ANOVA solves the multiple-testing problem by asking one big question instead of many small ones. However, sometimes we really do need to test many hypotheses. For example, when comparing every pair of groups, analyzing many traits, or in genome-wide association studies etc. we are testing multiple hypotheses. So there are other approaches to deal with this issue.

The Bonferroni correction is the simplest correction for multiple tests. A Bonferroni correction creates a new \(\alpha\) threshold by dividing your stated \(\alpha\) by the number of tests.
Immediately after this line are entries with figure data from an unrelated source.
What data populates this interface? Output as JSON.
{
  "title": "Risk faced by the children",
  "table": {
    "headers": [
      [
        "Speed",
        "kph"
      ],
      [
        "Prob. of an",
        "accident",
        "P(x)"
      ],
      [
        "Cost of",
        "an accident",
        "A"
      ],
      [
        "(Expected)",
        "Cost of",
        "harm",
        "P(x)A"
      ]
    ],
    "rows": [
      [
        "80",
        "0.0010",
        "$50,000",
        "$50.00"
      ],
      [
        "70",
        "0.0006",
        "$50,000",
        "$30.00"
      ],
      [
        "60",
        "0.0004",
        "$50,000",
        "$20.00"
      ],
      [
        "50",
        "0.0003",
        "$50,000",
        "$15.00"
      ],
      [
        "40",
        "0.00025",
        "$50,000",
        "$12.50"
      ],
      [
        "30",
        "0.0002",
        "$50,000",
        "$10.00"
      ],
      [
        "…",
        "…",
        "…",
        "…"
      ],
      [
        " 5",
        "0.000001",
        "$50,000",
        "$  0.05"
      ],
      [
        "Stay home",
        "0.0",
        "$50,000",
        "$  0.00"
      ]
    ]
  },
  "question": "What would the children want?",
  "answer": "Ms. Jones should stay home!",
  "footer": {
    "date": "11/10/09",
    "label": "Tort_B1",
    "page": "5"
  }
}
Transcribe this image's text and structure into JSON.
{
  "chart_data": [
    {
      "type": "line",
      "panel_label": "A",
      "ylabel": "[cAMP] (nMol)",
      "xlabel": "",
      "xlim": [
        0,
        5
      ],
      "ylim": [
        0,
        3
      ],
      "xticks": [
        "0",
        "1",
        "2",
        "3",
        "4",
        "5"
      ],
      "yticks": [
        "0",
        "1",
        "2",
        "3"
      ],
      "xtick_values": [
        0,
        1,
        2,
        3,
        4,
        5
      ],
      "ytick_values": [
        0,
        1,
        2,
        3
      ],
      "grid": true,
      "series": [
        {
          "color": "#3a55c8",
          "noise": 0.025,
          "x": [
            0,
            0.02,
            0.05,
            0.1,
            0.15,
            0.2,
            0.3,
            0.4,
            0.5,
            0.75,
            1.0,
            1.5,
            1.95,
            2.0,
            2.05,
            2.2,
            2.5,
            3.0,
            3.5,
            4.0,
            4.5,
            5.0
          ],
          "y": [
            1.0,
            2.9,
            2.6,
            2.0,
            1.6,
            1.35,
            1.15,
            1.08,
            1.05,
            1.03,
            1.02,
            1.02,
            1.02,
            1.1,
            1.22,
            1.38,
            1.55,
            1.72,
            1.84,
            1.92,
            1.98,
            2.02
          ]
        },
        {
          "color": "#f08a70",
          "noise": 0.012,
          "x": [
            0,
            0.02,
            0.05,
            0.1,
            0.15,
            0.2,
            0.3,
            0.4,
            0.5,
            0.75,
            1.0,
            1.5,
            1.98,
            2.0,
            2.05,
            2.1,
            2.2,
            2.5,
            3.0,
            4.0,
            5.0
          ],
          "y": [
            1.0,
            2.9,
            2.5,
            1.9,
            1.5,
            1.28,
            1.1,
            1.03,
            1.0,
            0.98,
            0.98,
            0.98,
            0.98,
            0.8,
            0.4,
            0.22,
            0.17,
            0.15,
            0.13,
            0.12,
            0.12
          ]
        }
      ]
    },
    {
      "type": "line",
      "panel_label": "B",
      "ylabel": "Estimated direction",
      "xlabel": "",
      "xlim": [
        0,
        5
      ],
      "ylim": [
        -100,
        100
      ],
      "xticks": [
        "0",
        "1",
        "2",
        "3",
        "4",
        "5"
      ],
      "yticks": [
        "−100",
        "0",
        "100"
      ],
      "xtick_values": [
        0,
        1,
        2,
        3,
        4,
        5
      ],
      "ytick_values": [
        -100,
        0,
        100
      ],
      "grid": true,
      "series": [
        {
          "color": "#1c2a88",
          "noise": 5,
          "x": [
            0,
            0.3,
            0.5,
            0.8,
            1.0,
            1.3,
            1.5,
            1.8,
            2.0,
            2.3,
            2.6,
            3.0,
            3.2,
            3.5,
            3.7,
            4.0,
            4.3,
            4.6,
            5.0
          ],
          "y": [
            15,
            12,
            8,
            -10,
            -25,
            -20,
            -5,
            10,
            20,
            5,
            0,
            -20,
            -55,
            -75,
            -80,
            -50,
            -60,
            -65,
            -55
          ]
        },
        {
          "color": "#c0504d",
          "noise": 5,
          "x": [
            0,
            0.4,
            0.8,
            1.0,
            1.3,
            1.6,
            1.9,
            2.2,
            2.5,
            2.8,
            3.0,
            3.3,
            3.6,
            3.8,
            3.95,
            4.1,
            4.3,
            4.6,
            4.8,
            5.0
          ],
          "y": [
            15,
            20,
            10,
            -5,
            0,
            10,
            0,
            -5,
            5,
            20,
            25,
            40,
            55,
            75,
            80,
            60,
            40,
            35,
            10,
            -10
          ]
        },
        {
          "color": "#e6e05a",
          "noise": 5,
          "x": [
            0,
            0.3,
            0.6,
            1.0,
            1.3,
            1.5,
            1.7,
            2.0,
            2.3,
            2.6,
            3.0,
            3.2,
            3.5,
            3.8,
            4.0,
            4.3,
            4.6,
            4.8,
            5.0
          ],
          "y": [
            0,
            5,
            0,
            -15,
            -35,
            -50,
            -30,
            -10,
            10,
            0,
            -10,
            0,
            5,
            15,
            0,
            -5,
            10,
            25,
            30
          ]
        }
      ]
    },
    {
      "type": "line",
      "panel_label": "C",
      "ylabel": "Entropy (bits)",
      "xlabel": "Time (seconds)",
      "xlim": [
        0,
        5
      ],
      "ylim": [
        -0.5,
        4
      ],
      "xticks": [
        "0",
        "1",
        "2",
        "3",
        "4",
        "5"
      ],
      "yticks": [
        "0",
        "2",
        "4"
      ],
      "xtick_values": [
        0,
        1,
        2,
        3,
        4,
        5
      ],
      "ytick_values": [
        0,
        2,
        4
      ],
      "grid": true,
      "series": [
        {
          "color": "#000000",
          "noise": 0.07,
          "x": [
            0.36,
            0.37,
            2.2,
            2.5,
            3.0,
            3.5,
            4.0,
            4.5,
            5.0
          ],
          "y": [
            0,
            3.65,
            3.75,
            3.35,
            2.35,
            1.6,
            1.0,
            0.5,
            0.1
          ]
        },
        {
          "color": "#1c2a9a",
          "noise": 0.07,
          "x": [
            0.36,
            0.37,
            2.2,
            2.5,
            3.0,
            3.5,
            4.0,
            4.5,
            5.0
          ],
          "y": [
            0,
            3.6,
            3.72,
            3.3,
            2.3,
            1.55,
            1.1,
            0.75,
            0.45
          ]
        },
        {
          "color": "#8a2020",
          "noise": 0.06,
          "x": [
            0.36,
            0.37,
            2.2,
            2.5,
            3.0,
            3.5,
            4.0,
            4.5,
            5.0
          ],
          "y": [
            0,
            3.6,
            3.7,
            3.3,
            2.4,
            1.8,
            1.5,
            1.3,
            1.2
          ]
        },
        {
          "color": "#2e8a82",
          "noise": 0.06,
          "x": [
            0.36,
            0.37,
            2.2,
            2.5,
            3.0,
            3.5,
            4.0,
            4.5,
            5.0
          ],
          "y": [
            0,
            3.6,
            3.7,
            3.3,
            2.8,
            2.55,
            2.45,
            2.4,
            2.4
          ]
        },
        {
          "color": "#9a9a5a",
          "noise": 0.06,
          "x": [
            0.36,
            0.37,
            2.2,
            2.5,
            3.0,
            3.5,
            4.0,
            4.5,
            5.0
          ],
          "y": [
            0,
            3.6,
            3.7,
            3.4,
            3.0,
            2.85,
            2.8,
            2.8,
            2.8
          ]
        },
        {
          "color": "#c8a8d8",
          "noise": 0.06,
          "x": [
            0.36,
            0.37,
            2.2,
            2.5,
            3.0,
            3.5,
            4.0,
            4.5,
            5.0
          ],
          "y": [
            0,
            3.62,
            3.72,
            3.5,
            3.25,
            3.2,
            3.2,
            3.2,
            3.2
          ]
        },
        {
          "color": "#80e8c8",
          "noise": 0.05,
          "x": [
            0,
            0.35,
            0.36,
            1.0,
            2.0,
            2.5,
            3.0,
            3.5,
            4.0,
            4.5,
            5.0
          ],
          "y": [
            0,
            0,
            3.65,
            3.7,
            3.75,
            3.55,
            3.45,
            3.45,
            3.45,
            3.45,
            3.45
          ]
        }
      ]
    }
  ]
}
So, if you test five different nulls at an \(\alpha = 0.05\), the Bonferroni correction will reject a null when \(p<\frac{0.05}{5}=0.01\).

As the number of comparisons increases this correction becomes overly conservative, so people turn to other methods.

The False Discovery Rate (FDR) Rather than considering any false positive, FDR-based corrections consider the expected proportion of false positives among the results we call significant. So, an FDR-based correction ensures that, on average, about 5% of the results we call ‘significant’ are actually false positives.